0190er-Faxwerbung: Gerichtsurteil schwächt Verbraucherschutz
"Nach derzeitiger Rechtslage und dem Kölner Urteil wird ein Vorgehen gegen die Plage unerwünschter 0190er-Faxwerbung in vielen Fällen somit wirkungslos bleiben" , erklärt Patrick von Braunmühl, Leiter des Fachbereichs Wirtschaftsfragen des VZBV. "Damit ist eine weitere Hoffnung erloschen, den Machenschaften unseriöser Unternehmen Herr zu werden." So würden Unterlassungsansprüche gegen die Verursacher unlauterer Telefaxwerbung auch künftig vor allem daran scheitern, dass die Verantwortlichen der vielfach ausländischen Unternehmen nicht ermittelt werden können.

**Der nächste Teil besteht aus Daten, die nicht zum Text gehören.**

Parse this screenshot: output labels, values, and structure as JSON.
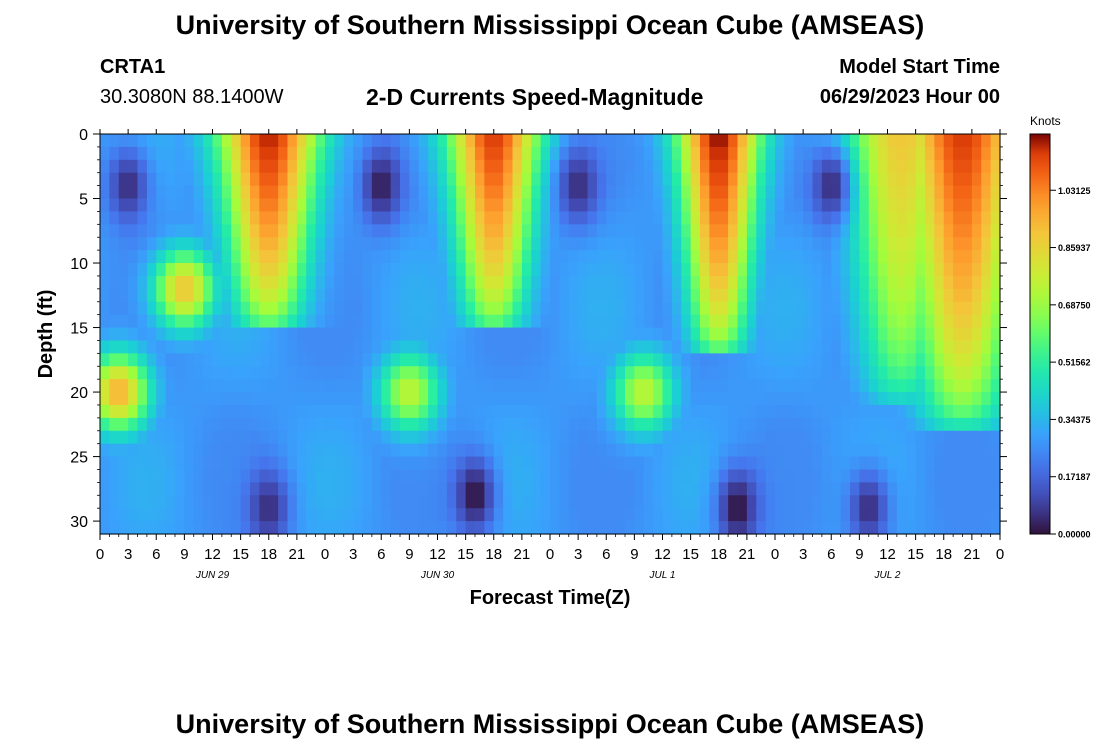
{
  "header": {
    "title": "University of Southern Mississippi Ocean Cube (AMSEAS)",
    "station": "CRTA1",
    "coordinates": "30.3080N  88.1400W",
    "subtitle": "2-D Currents Speed-Magnitude",
    "model_start_label": "Model Start Time",
    "model_start_value": "06/29/2023 Hour 00"
  },
  "footer": {
    "title": "University of Southern Mississippi Ocean Cube (AMSEAS)"
  },
  "chart_data": {
    "type": "heatmap",
    "title": "2-D Currents Speed-Magnitude",
    "xlabel": "Forecast Time(Z)",
    "ylabel": "Depth (ft)",
    "x_tick_labels": [
      "0",
      "3",
      "6",
      "9",
      "12",
      "15",
      "18",
      "21",
      "0",
      "3",
      "6",
      "9",
      "12",
      "15",
      "18",
      "21",
      "0",
      "3",
      "6",
      "9",
      "12",
      "15",
      "18",
      "21",
      "0",
      "3",
      "6",
      "9",
      "12",
      "15",
      "18",
      "21",
      "0"
    ],
    "day_labels": [
      {
        "label": "JUN 29",
        "hour": 12
      },
      {
        "label": "JUN 30",
        "hour": 36
      },
      {
        "label": "JUL 1",
        "hour": 60
      },
      {
        "label": "JUL 2",
        "hour": 84
      }
    ],
    "xlim_hours": [
      0,
      96
    ],
    "ylim_ft": [
      0,
      31
    ],
    "y_ticks": [
      0,
      5,
      10,
      15,
      20,
      25,
      30
    ],
    "y_inverted": true,
    "colorbar": {
      "title": "Knots",
      "ticks": [
        "1.03125",
        "0.85937",
        "0.68750",
        "0.51562",
        "0.34375",
        "0.17187",
        "0.00000"
      ],
      "range": [
        0,
        1.2
      ]
    },
    "surface_peaks": [
      {
        "center_hour": 18,
        "half_width_hours": 5.5,
        "max_depth_ft": 15.5,
        "value": 1.18
      },
      {
        "center_hour": 42,
        "half_width_hours": 5,
        "max_depth_ft": 15.5,
        "value": 1.15
      },
      {
        "center_hour": 66,
        "half_width_hours": 4.5,
        "max_depth_ft": 17.5,
        "value": 1.2
      },
      {
        "center_hour": 85.5,
        "half_width_hours": 6,
        "max_depth_ft": 21,
        "value": 0.9
      },
      {
        "center_hour": 92,
        "half_width_hours": 7,
        "max_depth_ft": 23,
        "value": 1.15
      }
    ],
    "subsurface_peaks": [
      {
        "center_hour": 2,
        "center_depth_ft": 20,
        "value": 0.95
      },
      {
        "center_hour": 33,
        "center_depth_ft": 20,
        "value": 0.75
      },
      {
        "center_hour": 58,
        "center_depth_ft": 20,
        "value": 0.75
      },
      {
        "center_hour": 9,
        "center_depth_ft": 12,
        "value": 0.9
      }
    ],
    "minima": [
      {
        "center_hour": 3,
        "center_depth_ft": 4,
        "value": 0.05
      },
      {
        "center_hour": 30,
        "center_depth_ft": 4,
        "value": 0.02
      },
      {
        "center_hour": 51,
        "center_depth_ft": 4,
        "value": 0.05
      },
      {
        "center_hour": 78,
        "center_depth_ft": 4,
        "value": 0.05
      },
      {
        "center_hour": 18,
        "center_depth_ft": 29,
        "value": 0.05
      },
      {
        "center_hour": 40,
        "center_depth_ft": 28,
        "value": 0.0
      },
      {
        "center_hour": 68,
        "center_depth_ft": 29,
        "value": 0.0
      },
      {
        "center_hour": 82,
        "center_depth_ft": 29,
        "value": 0.05
      }
    ]
  }
}
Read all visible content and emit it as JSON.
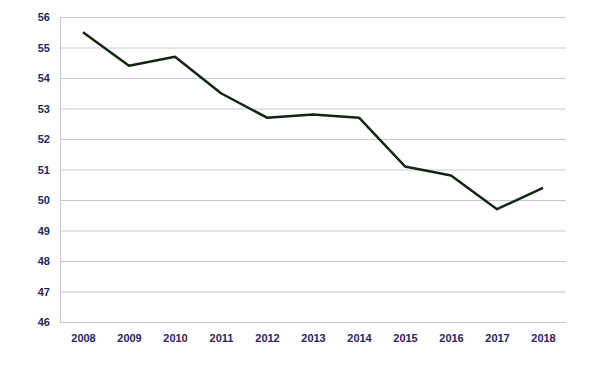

In seiner Entscheidung ließ das Gericht offen, ob auch der Netzbetreiber für den Missbrauch mit Faxwerbung zur Verantwortung gezogen werden kann, wenn ein zwischen dem Netzbetreiber und Endnutzer geschalteter "Mieter" (so genannte Reseller) technisch in der Lage ist, die Mehrwertdiensterufnummer zu sperren. Jedenfalls reiche eine "einfache Kenntnis" des Netzbetreibers auf Grund der Mitteilung einer unlauteren Telefaxwerbung nicht aus, so die Richter. Dies sei auch dann der Fall, wenn die Information von einem Verbraucherverband stamme.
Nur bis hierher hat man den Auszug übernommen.